Si consoli Verdelli. Non ebbi la solidarietà di nessuno. Peggio degli editori esistono soltanto i colleghi. Nel giro di due anni condussi - con l' aiuto di Sanculo - il settimanale da 79 mila copie a 136 mila. Fui in seguito chiamato a menare il torrone all' Indipendente che era in via di estinzione. Pure lì fui accolto come uno stupratore, il che mi succede ancora regolarmente, eppure portai trionfalmente la tiratura da 16 mila copie a 126 mila. Poi me ne andai al Giornale orfano di Montanelli e lo trascinai da 120 mila copie a 256. Il mio assistente fu di nuovo Sanculo.
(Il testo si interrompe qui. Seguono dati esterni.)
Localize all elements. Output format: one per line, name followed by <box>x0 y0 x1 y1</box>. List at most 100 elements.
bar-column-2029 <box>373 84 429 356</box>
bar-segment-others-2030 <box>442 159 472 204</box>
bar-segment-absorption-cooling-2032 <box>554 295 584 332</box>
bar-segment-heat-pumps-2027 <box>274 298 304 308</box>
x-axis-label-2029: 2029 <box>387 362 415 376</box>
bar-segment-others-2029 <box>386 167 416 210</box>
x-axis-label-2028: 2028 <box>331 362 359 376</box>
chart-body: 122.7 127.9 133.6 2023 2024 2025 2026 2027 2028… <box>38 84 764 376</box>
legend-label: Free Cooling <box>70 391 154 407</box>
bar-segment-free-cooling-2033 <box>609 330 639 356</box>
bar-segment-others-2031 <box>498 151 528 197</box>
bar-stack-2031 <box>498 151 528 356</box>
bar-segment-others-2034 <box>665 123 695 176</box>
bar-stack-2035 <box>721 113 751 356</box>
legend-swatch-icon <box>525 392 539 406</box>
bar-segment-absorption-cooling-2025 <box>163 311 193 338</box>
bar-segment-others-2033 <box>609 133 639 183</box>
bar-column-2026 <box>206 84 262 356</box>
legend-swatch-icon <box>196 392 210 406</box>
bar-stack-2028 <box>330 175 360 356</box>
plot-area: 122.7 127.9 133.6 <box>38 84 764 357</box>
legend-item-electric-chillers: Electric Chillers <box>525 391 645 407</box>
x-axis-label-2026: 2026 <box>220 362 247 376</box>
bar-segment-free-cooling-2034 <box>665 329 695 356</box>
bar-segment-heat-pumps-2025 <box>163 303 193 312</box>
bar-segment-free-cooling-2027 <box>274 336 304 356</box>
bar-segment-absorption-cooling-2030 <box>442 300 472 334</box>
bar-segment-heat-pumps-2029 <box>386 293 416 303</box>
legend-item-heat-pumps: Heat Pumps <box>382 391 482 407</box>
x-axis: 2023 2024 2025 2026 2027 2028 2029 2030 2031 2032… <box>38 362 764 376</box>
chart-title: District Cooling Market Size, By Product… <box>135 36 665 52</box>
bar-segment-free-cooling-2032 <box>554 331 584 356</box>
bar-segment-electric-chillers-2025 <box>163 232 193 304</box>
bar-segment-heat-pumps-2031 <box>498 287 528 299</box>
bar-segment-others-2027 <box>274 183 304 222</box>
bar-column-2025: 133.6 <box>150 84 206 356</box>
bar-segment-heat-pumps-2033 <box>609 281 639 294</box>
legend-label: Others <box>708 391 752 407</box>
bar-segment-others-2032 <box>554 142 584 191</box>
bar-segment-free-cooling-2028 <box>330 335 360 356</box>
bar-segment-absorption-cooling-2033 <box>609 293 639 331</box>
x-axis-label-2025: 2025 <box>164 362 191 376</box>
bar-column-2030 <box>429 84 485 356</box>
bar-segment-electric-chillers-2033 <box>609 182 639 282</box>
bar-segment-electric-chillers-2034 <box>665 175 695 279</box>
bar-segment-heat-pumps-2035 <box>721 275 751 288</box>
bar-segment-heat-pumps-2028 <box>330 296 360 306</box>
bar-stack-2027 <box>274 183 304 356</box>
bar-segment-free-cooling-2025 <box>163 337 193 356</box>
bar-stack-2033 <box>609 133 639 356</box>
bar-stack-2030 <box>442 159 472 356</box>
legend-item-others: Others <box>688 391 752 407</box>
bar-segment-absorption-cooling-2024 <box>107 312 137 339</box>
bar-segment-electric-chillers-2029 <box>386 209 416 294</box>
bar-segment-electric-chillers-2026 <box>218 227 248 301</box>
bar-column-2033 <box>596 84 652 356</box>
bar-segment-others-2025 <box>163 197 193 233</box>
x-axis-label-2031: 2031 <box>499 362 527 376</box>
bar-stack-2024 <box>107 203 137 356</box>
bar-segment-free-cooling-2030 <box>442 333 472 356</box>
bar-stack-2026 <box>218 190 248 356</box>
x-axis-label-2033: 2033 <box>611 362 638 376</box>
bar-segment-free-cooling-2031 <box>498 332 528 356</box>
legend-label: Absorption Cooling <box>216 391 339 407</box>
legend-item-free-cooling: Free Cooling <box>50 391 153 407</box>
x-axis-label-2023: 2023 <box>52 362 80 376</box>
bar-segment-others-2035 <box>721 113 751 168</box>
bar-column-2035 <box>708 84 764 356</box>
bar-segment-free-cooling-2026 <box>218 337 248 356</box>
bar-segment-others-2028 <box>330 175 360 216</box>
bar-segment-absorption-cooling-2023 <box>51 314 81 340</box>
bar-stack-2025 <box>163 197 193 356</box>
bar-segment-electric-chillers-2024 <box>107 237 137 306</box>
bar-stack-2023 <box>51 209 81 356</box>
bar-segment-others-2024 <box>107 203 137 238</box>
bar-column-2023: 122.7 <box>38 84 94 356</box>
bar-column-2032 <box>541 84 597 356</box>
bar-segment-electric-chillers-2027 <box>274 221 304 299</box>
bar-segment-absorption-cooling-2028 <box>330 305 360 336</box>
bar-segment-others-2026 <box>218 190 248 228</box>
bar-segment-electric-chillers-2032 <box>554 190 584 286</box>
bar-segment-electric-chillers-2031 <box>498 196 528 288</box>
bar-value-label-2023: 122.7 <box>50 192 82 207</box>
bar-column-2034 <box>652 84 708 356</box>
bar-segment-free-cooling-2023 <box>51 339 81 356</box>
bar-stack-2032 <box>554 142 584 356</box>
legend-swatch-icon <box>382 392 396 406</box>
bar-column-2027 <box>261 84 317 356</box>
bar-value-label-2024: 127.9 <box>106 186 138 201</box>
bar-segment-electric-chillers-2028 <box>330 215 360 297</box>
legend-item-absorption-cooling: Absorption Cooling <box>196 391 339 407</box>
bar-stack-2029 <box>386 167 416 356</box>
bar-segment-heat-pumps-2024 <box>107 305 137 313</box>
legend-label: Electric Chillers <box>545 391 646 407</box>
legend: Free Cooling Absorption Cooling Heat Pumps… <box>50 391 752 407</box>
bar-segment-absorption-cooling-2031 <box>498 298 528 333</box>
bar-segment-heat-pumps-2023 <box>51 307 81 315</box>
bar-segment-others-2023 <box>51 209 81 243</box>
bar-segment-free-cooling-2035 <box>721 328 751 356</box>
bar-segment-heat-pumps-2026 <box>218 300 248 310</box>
Tuttavia, non c' è un cane che mi riconosca almeno la fortuna. E ora sono ancora qui a combattere, a 77 anni, contro i pregiudizi e le invidie. Per offendermi affermano che sono un ricco antimeridionale. Non me la prendo. Il mio sogno è dimettermi dall' ordine dei pennini. Ti ho narrato, Verdelli, le mie tribolazioni per rincuorarti. Non ti deprimere: sei bravo. Sfrutta la tua maestria e manda tutti al diavolo. In particolare redattori ed editori.